It IS a slap-in-the-face to ALL who have to die alone, or live in total isolation if they get this disease. It is a slap in the face to all their loved ones too.
My guess is that you have not had close contact with the extremely sad and lonely elders that are isolated in the final days of their lives, because they can be with NOBODY.
This is what one of my good friends wrote, when her mother died from covid....
Moments of pain and indecision.
It should not have been a surprise to us that my mother would not survive coronavirus. But the reality of that does not hit home until it is time to make decisions about medical care that you know will ultimately lead to your mother’s death. We went from "no code and no intubation” to “comfort care”, then stopping the high flow oxygen and downgrading to just oxygen by nasal cannula. Next, a morphine drip to make her less fearful and pain free while she is passing. These are all decisions.
Every day a new decision. It is exhausting. And then you ask yourself, who am I to decide when my mother should die? How much time should I have given the medical team to get her better. Of course, they think it is hopeless. After all, she will be 89 in 2 months. But they don’t know how tough she is. What a fighter she is. After all she lived through WWII when the allies carpet bombed her home in Frankfurt ,Germany, and through many hardships as an adult. So maybe she can last long enough for her immune system to kill this virus.

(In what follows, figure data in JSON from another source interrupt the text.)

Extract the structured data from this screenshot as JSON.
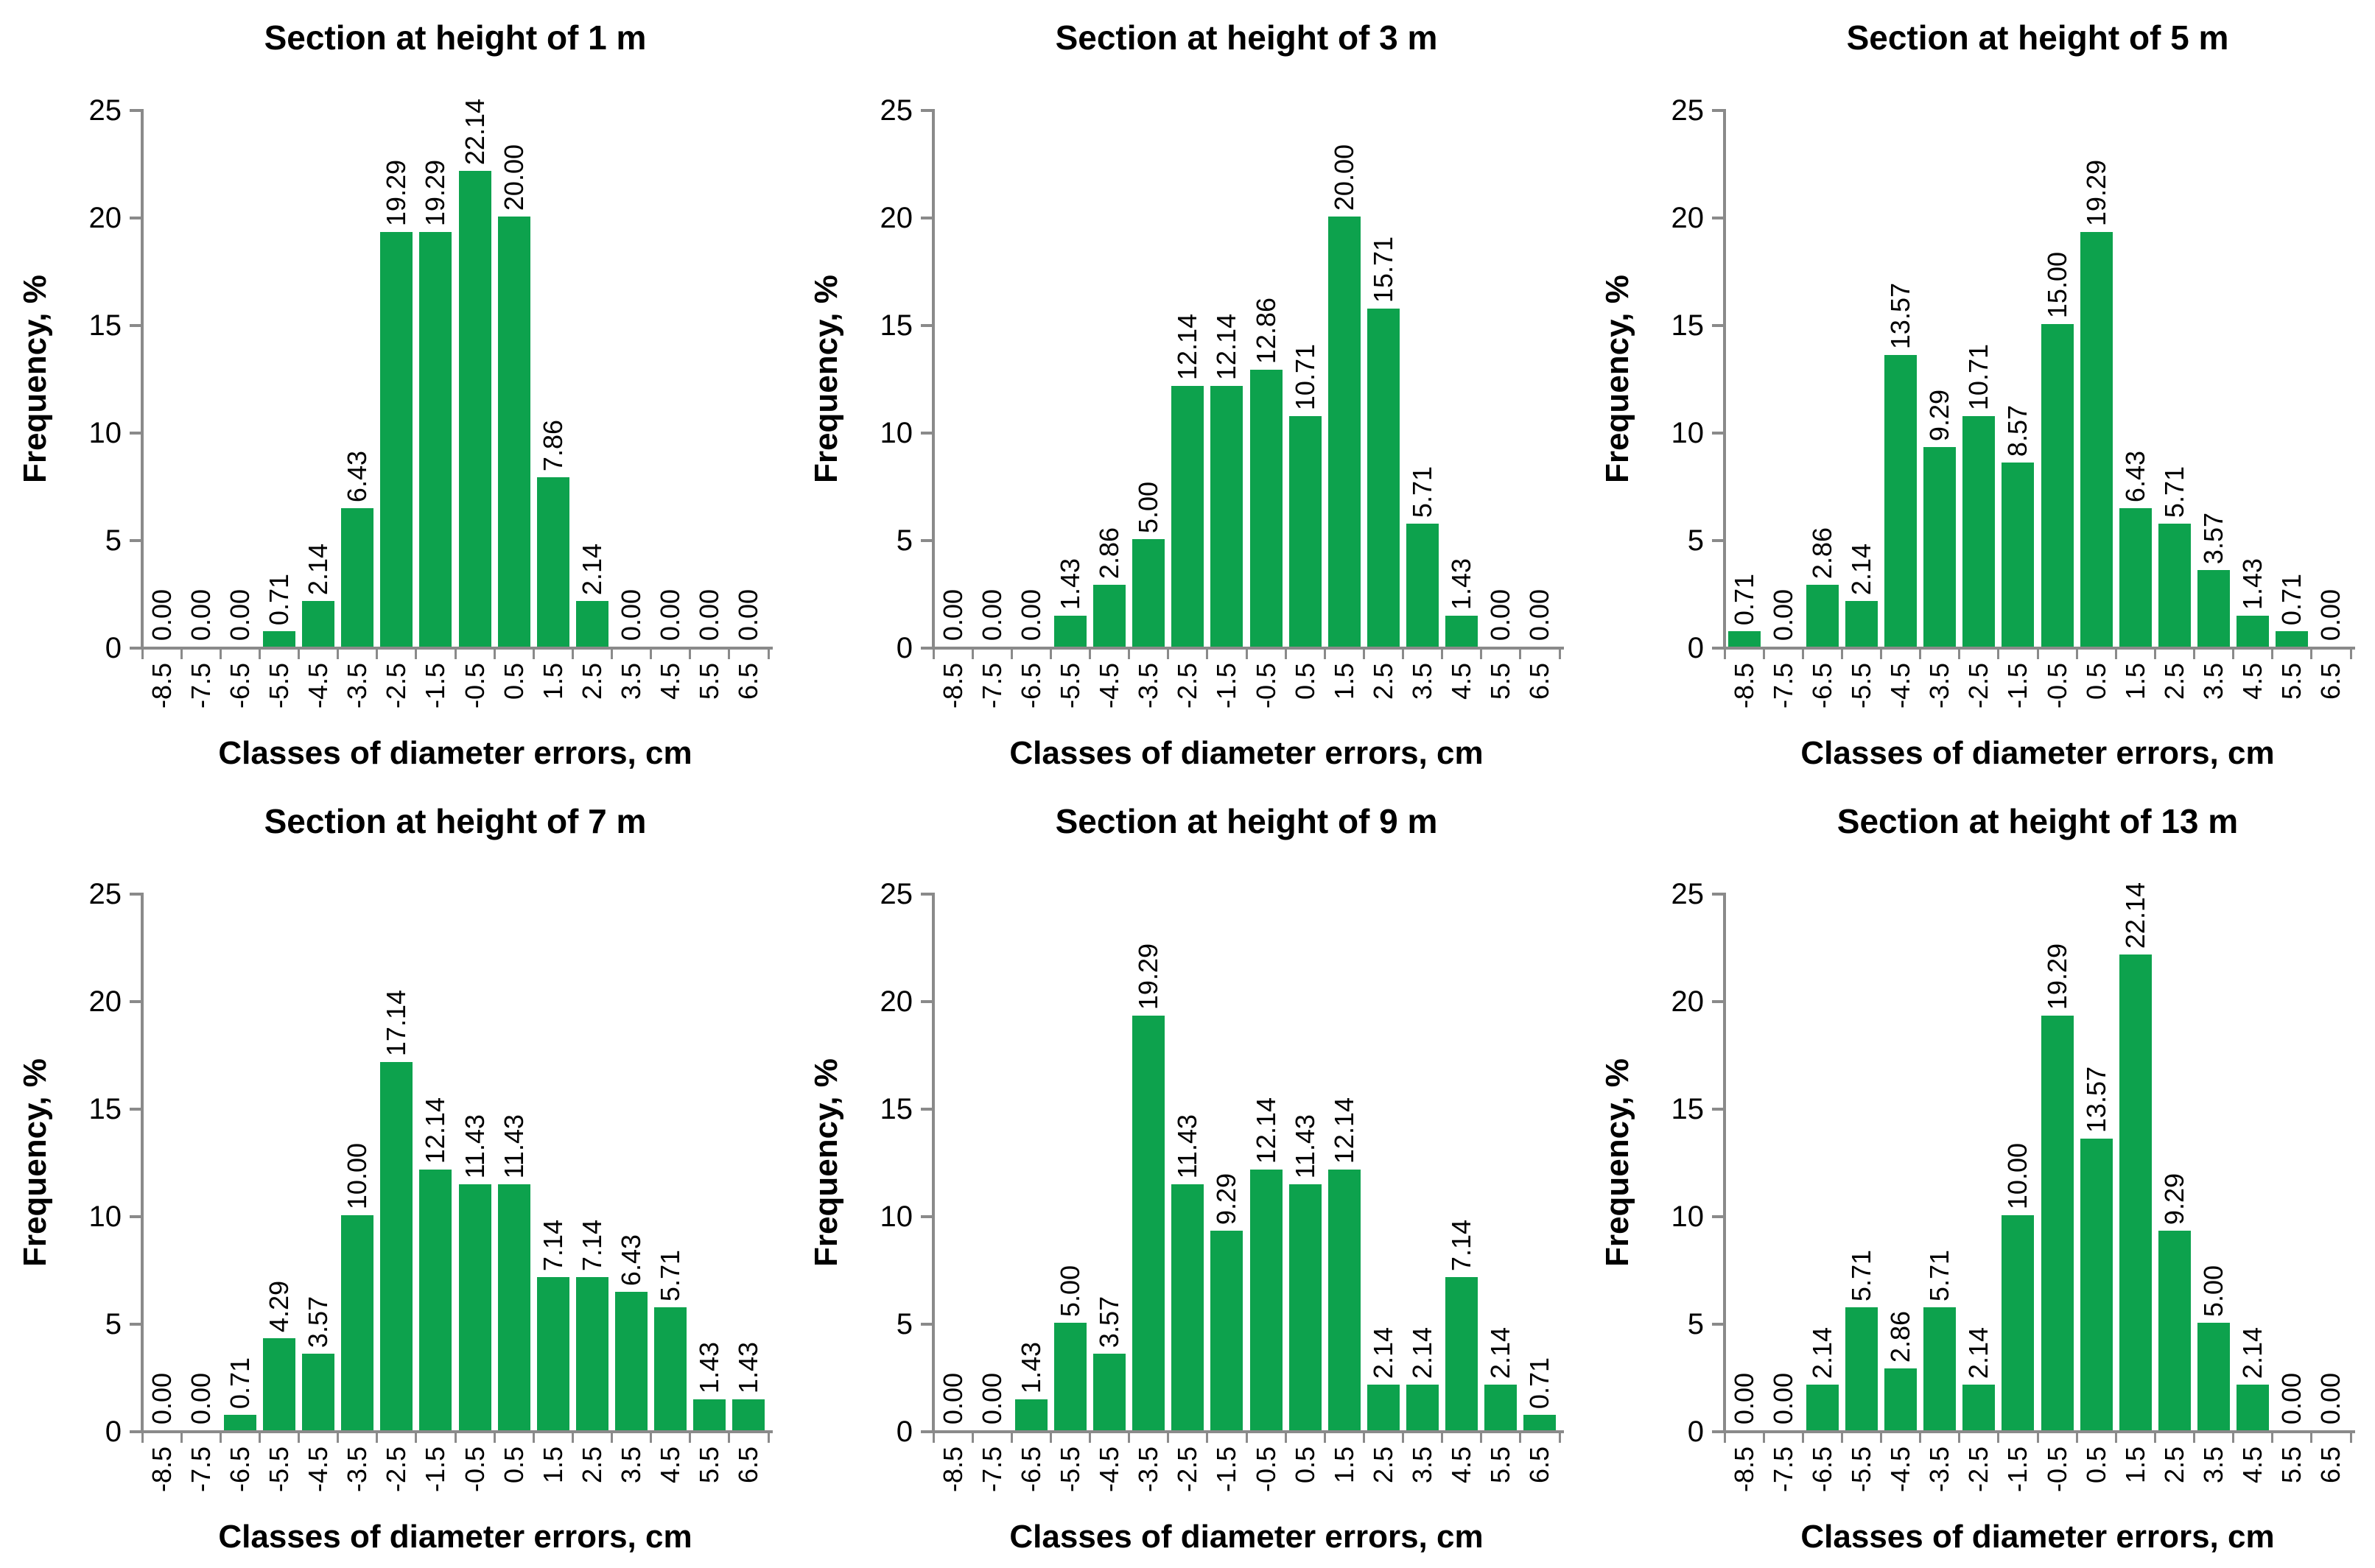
{
  "page": {
    "background": "#ffffff",
    "layout": "2 rows x 3 columns of bar charts"
  },
  "palette": {
    "bar_green": "#0da24d",
    "axis_gray": "#8a8a8a",
    "text_black": "#000000"
  },
  "chart_data": [
    {
      "type": "bar",
      "title": "Section at height of 1 m",
      "xlabel": "Classes of diameter errors, cm",
      "ylabel": "Frequency, %",
      "ylim": [
        0,
        25
      ],
      "yticks": [
        0,
        5,
        10,
        15,
        20,
        25
      ],
      "grid": "off",
      "legend": "none",
      "categories": [
        "-8.5",
        "-7.5",
        "-6.5",
        "-5.5",
        "-4.5",
        "-3.5",
        "-2.5",
        "-1.5",
        "-0.5",
        "0.5",
        "1.5",
        "2.5",
        "3.5",
        "4.5",
        "5.5",
        "6.5"
      ],
      "values": [
        0.0,
        0.0,
        0.0,
        0.71,
        2.14,
        6.43,
        19.29,
        19.29,
        22.14,
        20.0,
        7.86,
        2.14,
        0.0,
        0.0,
        0.0,
        0.0
      ],
      "labels": [
        "0.00",
        "0.00",
        "0.00",
        "0.71",
        "2.14",
        "6.43",
        "19.29",
        "19.29",
        "22.14",
        "20.00",
        "7.86",
        "2.14",
        "0.00",
        "0.00",
        "0.00",
        "0.00"
      ]
    },
    {
      "type": "bar",
      "title": "Section at height of 3 m",
      "xlabel": "Classes of diameter errors, cm",
      "ylabel": "Frequency, %",
      "ylim": [
        0,
        25
      ],
      "yticks": [
        0,
        5,
        10,
        15,
        20,
        25
      ],
      "grid": "off",
      "legend": "none",
      "categories": [
        "-8.5",
        "-7.5",
        "-6.5",
        "-5.5",
        "-4.5",
        "-3.5",
        "-2.5",
        "-1.5",
        "-0.5",
        "0.5",
        "1.5",
        "2.5",
        "3.5",
        "4.5",
        "5.5",
        "6.5"
      ],
      "values": [
        0.0,
        0.0,
        0.0,
        1.43,
        2.86,
        5.0,
        12.14,
        12.14,
        12.86,
        10.71,
        20.0,
        15.71,
        5.71,
        1.43,
        0.0,
        0.0
      ],
      "labels": [
        "0.00",
        "0.00",
        "0.00",
        "1.43",
        "2.86",
        "5.00",
        "12.14",
        "12.14",
        "12.86",
        "10.71",
        "20.00",
        "15.71",
        "5.71",
        "1.43",
        "0.00",
        "0.00"
      ]
    },
    {
      "type": "bar",
      "title": "Section at height of 5 m",
      "xlabel": "Classes of diameter errors, cm",
      "ylabel": "Frequency, %",
      "ylim": [
        0,
        25
      ],
      "yticks": [
        0,
        5,
        10,
        15,
        20,
        25
      ],
      "grid": "off",
      "legend": "none",
      "categories": [
        "-8.5",
        "-7.5",
        "-6.5",
        "-5.5",
        "-4.5",
        "-3.5",
        "-2.5",
        "-1.5",
        "-0.5",
        "0.5",
        "1.5",
        "2.5",
        "3.5",
        "4.5",
        "5.5",
        "6.5"
      ],
      "values": [
        0.71,
        0.0,
        2.86,
        2.14,
        13.57,
        9.29,
        10.71,
        8.57,
        15.0,
        19.29,
        6.43,
        5.71,
        3.57,
        1.43,
        0.71,
        0.0
      ],
      "labels": [
        "0.71",
        "0.00",
        "2.86",
        "2.14",
        "13.57",
        "9.29",
        "10.71",
        "8.57",
        "15.00",
        "19.29",
        "6.43",
        "5.71",
        "3.57",
        "1.43",
        "0.71",
        "0.00"
      ]
    },
    {
      "type": "bar",
      "title": "Section at height of 7 m",
      "xlabel": "Classes of diameter errors, cm",
      "ylabel": "Frequency, %",
      "ylim": [
        0,
        25
      ],
      "yticks": [
        0,
        5,
        10,
        15,
        20,
        25
      ],
      "grid": "off",
      "legend": "none",
      "categories": [
        "-8.5",
        "-7.5",
        "-6.5",
        "-5.5",
        "-4.5",
        "-3.5",
        "-2.5",
        "-1.5",
        "-0.5",
        "0.5",
        "1.5",
        "2.5",
        "3.5",
        "4.5",
        "5.5",
        "6.5"
      ],
      "values": [
        0.0,
        0.0,
        0.71,
        4.29,
        3.57,
        10.0,
        17.14,
        12.14,
        11.43,
        11.43,
        7.14,
        7.14,
        6.43,
        5.71,
        1.43,
        1.43
      ],
      "labels": [
        "0.00",
        "0.00",
        "0.71",
        "4.29",
        "3.57",
        "10.00",
        "17.14",
        "12.14",
        "11.43",
        "11.43",
        "7.14",
        "7.14",
        "6.43",
        "5.71",
        "1.43",
        "1.43"
      ]
    },
    {
      "type": "bar",
      "title": "Section at height of 9 m",
      "xlabel": "Classes of diameter errors, cm",
      "ylabel": "Frequency, %",
      "ylim": [
        0,
        25
      ],
      "yticks": [
        0,
        5,
        10,
        15,
        20,
        25
      ],
      "grid": "off",
      "legend": "none",
      "categories": [
        "-8.5",
        "-7.5",
        "-6.5",
        "-5.5",
        "-4.5",
        "-3.5",
        "-2.5",
        "-1.5",
        "-0.5",
        "0.5",
        "1.5",
        "2.5",
        "3.5",
        "4.5",
        "5.5",
        "6.5"
      ],
      "values": [
        0.0,
        0.0,
        1.43,
        5.0,
        3.57,
        19.29,
        11.43,
        9.29,
        12.14,
        11.43,
        12.14,
        2.14,
        2.14,
        7.14,
        2.14,
        0.71
      ],
      "labels": [
        "0.00",
        "0.00",
        "1.43",
        "5.00",
        "3.57",
        "19.29",
        "11.43",
        "9.29",
        "12.14",
        "11.43",
        "12.14",
        "2.14",
        "2.14",
        "7.14",
        "2.14",
        "0.71"
      ]
    },
    {
      "type": "bar",
      "title": "Section at height of 13 m",
      "xlabel": "Classes of diameter errors, cm",
      "ylabel": "Frequency, %",
      "ylim": [
        0,
        25
      ],
      "yticks": [
        0,
        5,
        10,
        15,
        20,
        25
      ],
      "grid": "off",
      "legend": "none",
      "categories": [
        "-8.5",
        "-7.5",
        "-6.5",
        "-5.5",
        "-4.5",
        "-3.5",
        "-2.5",
        "-1.5",
        "-0.5",
        "0.5",
        "1.5",
        "2.5",
        "3.5",
        "4.5",
        "5.5",
        "6.5"
      ],
      "values": [
        0.0,
        0.0,
        2.14,
        5.71,
        2.86,
        5.71,
        2.14,
        10.0,
        19.29,
        13.57,
        22.14,
        9.29,
        5.0,
        2.14,
        0.0,
        0.0
      ],
      "labels": [
        "0.00",
        "0.00",
        "2.14",
        "5.71",
        "2.86",
        "5.71",
        "2.14",
        "10.00",
        "19.29",
        "13.57",
        "22.14",
        "9.29",
        "5.00",
        "2.14",
        "0.00",
        "0.00"
      ]
    }
  ]
}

But then she is on the phone, crying, “they tied down my arms, my throat is so dry, it’s impossible to rest with the oxygen in my nose forcing air in.” Then she calls and says there are constant blood tests and restarting IV’s that have infiltrated and she has no veins. I am too weak to endure it. I call the doctors and ask what are her chances of beating this virus and they say, as expected, none. So I ask why are we torturing this poor soul and they say, it is my choice. What would I have them do. First, I say, untie her hands! Then she will pull out her IVs and maybe her oxygen tubing, they say. I say, if she will die anyway, then why does that matter? So the tubes came out and the ties were taken off. She is better. Things are calmer and she is resting.
The next day the high flow oxygen mask was removed. We thought that would be the end. The family members had steeled themselves for the end. But she rallied once again. Since she seemed stable, there was a plan put into place to move her to a nearby hospice facility. She would be more comfortable there and get more personalized care. It sounded like a good plan. We were not allowed to see her anywhere, so it was all about decisions that were best for her.
Finally after a huge stack of paperwork was filled out, she was transferred by ambulance to the hospice facility. Her morphine drip kept her drowsy and comfortable. About 3 hours after her transfer, she stopped breathing and peacefully slipped away. I didn’t get the message until the next morning.
I was suddenly dazed and numb. I knew it was going to be soon, but still a shock. My mother was gone. My thorny, needy, and sometimes manipulative mother was gone. But still she was my mother. I had cared for her for years. I paid her bills, cleaned her house, bought her clothes, took her to appointments and found ways to entertain her. There were happy times, but less and less over the last few years. She blamed me for putting her into a nursing home. This was more or less true, but I never abandoned her. It was a decision forced on me. It was apparent to everyone, that she could not live alone.
She died on August 29, 2020 at 9:30pm. I will miss her and I will always worry that I did not give her a fighting chance against the virus, but instead took the cowards way out for her and me, by making the decision to withdraw care.
Those are the hard choices which we must make during this era of the coronavirus.